In Architektur wie Kunst sind die Zusammenhänge von Licht und Farbe ein mehr oder weniger bekanntes Phänomen. Studien zur Wirkung von Farbe und Licht auf Mensch und Umwelt liegen vor und verdeutlichen auch die Auswirkungen auf unsere Sinneswahrnehmung.  Der Besucher dieser nächtlichen Veranstaltungen wird vielleicht selber feststellen können, dass die projizierte Farbe am 70m hohen Turm seine akustische Wahrnehmung beeinflusst, sobald er sich in der Nähe der Windkraftanlage befindet. Von Ferne bleibt die dynamische Lichtchoreografie ein sichtbares Erlebnis. Das erbetene Feedback der Besucher wird erfasst und ausgewertet. Es entsteht zudem eine Studie über die Sehempfindlichkeiten von Tieren, die diesen Windpark passieren.
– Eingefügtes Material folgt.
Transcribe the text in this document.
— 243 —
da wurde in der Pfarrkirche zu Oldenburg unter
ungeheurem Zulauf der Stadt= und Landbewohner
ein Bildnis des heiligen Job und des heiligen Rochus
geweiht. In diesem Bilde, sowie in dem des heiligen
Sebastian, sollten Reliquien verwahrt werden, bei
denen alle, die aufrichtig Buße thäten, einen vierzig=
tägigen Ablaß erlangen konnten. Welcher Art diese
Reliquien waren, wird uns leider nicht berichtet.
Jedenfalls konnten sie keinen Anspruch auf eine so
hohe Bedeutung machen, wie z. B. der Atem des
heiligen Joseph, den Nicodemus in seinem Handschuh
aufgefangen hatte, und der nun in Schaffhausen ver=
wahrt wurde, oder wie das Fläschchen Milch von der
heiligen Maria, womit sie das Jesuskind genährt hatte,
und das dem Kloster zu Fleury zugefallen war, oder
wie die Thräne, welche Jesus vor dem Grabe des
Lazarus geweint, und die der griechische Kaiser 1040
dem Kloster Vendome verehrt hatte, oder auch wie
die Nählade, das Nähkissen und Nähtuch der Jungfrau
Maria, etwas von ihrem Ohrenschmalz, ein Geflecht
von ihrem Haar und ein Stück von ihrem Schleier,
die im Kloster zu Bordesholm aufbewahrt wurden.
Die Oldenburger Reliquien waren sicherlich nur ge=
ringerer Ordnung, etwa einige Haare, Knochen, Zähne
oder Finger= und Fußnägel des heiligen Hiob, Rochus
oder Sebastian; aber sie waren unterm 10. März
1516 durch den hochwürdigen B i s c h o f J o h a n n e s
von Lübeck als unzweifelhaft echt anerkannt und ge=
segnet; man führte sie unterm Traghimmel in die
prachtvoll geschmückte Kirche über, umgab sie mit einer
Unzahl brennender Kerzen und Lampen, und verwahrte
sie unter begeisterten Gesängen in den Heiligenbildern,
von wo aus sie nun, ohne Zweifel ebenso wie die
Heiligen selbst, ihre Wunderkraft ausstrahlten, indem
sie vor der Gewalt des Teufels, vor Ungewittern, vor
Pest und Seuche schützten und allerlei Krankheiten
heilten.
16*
Diese künstlerische Intervention möchte darüber hinaus dazu führen, oder zumindest dazu anregen, die Windanlagen-Architektur mit einem konkreten Farb- und Lichtkonzept zu planen und zu bauen – und damit eine breitere Akzeptanz durch Veränderung der baulichen Ästhetik zu erreichen.

Das Windpark Uetersen-Projekt wird anschließend von Gisela Meyer-Hahn in Husum vom 21. bis 23. September fortgeführt. Es ist Teil des dortigen Kultur21 Festivals.

Fest steht jedoch schon heute, das Windpark im Licht viele Institutionen für eine Zusammenarbeit im Öffentlichen Raum miteinander verbinden konnte. Das Projekt steht für Made in Schleswig-Holstein und repräsentiert die technischen, energetischen sowie künstlerischen Innovationen dieses nördlichsten Bundeslandes. Als Schirmherr steht daher auch der Ministerpräsident Torsten Albig zur Seite.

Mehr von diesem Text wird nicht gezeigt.